The European Medicines Agency (EMA) has designated Neurogene’s gene therapy candidate for CLN5, a form of late childhood Batten disease, an orphan drug as a potential treatment for the disease.
“This regulatory designation is an important step in addressing the urgent and unmet need of families and patients living with CLN5, and follows the orphan drug designation previously granted in 2020 by the U.S. Food and Drug Administration (FDA). United for this same gene therapy candidate,” Rachel McMinn, PhD, Founder and CEO of Neurogene, said in a press release.
Experimental gene therapy uses a harmless adeno-associated virus (AAV) to deliver a functional copy of the CLN5 gene to a patient’s cells. AAVs are common carrier vehicles for gene therapies because they can easily enter cells, including cells in the brain and spinal cord, making them particularly useful for neurological disorders such as Batten disease. .
Symptoms of CLN5 and other types of late childhood Batten disease include seizures, progressive loss of motor and intellectual abilities, loss of vision, and premature death.
“With no treatment options available, the outcome is devastating for children and their families,” said Angela Schulz, MD, PhD, of University Medical Center Hamburg-Eppendorf in Germany.
Although the exact function of CLN5 remains unclear, mutations in the cause waste molecules called lipofuscins to build up to toxic levels inside cells, eventually killing them. Nerve cells seem particularly susceptible to damage caused by lipofuscins.

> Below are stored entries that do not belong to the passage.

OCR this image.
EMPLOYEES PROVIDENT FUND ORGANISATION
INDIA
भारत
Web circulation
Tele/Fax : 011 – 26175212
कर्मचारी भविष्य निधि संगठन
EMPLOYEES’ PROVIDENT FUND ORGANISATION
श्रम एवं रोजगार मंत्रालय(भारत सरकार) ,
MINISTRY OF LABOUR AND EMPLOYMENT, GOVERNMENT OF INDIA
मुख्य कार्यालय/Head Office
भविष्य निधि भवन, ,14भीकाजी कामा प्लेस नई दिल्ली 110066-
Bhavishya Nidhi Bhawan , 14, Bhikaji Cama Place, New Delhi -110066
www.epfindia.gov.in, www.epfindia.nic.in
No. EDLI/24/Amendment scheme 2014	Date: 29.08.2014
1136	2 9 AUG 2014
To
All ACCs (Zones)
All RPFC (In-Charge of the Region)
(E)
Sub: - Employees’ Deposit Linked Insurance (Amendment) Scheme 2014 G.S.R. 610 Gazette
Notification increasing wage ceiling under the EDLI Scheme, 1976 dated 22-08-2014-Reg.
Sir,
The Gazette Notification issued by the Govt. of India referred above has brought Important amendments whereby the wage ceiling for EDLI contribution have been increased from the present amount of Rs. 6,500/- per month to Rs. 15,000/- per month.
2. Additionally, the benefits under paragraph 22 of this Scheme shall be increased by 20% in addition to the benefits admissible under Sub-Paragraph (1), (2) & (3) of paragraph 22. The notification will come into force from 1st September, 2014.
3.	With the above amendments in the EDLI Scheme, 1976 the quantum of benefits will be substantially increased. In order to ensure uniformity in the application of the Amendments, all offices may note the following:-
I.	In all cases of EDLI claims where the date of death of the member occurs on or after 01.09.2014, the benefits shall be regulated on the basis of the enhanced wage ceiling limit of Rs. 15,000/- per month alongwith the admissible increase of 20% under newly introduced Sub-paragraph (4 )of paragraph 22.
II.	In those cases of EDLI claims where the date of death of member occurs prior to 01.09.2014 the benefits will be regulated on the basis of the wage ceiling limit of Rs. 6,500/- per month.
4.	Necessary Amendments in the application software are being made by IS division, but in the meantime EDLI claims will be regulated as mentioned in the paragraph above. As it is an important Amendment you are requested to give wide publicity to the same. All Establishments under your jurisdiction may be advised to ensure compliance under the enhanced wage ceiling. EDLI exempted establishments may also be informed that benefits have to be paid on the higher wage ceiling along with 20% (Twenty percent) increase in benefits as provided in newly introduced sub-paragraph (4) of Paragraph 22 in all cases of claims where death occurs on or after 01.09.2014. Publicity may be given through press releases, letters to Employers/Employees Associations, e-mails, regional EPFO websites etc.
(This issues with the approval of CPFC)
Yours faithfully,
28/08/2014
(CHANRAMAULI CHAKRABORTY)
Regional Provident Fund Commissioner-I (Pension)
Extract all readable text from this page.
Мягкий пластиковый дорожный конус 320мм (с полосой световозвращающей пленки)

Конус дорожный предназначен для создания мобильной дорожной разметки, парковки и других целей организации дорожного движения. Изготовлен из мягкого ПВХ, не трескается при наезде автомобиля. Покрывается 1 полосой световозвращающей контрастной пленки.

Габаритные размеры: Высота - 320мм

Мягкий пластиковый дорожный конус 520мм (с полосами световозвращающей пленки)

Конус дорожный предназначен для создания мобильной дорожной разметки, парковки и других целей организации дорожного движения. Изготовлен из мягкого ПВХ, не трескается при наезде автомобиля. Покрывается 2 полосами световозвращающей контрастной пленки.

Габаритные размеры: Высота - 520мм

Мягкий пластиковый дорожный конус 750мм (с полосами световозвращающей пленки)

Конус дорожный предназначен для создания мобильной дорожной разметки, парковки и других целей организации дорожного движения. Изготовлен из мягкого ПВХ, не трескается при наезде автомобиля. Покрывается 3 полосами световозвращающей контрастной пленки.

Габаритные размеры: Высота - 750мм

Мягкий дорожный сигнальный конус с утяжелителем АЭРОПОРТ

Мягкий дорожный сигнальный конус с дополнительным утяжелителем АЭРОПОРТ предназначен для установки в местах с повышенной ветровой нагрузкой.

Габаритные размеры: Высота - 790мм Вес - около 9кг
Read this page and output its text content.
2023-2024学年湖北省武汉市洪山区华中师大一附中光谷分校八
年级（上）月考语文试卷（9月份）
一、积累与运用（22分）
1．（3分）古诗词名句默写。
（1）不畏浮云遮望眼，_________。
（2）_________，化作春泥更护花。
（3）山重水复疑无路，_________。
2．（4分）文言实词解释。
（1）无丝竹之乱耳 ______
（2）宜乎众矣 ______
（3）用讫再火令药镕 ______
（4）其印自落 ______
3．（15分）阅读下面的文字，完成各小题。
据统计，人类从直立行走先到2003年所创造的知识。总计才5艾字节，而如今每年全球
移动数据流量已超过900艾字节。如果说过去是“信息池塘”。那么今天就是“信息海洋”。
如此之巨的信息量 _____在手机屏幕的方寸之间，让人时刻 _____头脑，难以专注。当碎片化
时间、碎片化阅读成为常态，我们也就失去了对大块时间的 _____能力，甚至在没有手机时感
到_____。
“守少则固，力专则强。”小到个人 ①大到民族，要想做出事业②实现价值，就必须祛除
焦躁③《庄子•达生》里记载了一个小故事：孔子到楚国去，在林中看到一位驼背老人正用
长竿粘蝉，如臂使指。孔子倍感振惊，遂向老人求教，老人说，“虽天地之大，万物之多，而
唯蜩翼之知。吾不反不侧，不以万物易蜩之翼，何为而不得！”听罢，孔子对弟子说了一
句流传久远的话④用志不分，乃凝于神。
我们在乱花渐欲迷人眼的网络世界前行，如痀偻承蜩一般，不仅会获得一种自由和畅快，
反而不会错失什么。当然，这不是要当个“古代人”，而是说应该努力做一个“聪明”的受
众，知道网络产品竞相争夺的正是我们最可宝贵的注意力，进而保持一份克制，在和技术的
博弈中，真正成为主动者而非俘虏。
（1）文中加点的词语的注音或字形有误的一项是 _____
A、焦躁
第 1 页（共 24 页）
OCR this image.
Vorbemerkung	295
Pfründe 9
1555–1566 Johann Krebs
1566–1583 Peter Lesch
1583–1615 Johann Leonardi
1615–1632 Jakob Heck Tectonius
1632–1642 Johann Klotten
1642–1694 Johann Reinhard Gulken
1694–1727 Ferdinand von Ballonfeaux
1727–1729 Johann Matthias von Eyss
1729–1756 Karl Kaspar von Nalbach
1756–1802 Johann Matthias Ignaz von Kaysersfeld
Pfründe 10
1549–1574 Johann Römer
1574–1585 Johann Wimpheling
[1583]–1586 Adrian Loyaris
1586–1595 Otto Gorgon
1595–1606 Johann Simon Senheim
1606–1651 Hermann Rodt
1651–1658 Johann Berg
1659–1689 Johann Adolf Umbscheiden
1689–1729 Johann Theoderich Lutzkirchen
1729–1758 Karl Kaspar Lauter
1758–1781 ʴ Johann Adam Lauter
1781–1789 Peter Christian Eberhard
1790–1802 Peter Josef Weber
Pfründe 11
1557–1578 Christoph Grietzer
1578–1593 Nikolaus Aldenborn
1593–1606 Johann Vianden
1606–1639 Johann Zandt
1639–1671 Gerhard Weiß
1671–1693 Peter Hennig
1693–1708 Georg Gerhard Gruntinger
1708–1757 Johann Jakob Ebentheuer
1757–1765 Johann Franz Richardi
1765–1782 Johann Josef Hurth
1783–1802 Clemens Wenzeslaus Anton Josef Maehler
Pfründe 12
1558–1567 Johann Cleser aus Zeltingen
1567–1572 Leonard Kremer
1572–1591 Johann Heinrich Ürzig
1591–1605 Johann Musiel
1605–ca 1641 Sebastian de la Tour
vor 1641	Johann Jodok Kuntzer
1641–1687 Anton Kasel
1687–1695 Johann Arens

Preclinical studies have found evidence that CLN5 plays a role in fat metabolism and in maintaining myelin, the fat-rich substance that insulates nerve fibers. It can also affect protein transport and embryonic development.
Neurogene is investigating therapies for CLN5 and CLN7, another late childhood form of Batten disease. The company is currently conducting a natural history study (NCT03822650) of these disorders in collaboration with UT Southwestern Medical Center.
Instead of testing the safety and effectiveness of a given medical intervention, natural history studies are observational in nature, intended to help researchers better understand the course of a disease – in this case, CLN5 and CLN7 – so they can determine the most relevant results. to be measured in future clinical trials.
Orphan drug designation means Neurogene’s gene therapy can benefit from development incentives such as trial protocol assistance, reduced regulatory fees and 10 years of market exclusivity if the therapy receives regulatory approval.
“Neurogene is collaborating with Batten disease experts, regulatory authorities and healthcare providers to deliver safe and effective gene therapy for this disease as quickly as possible,” McMinn said.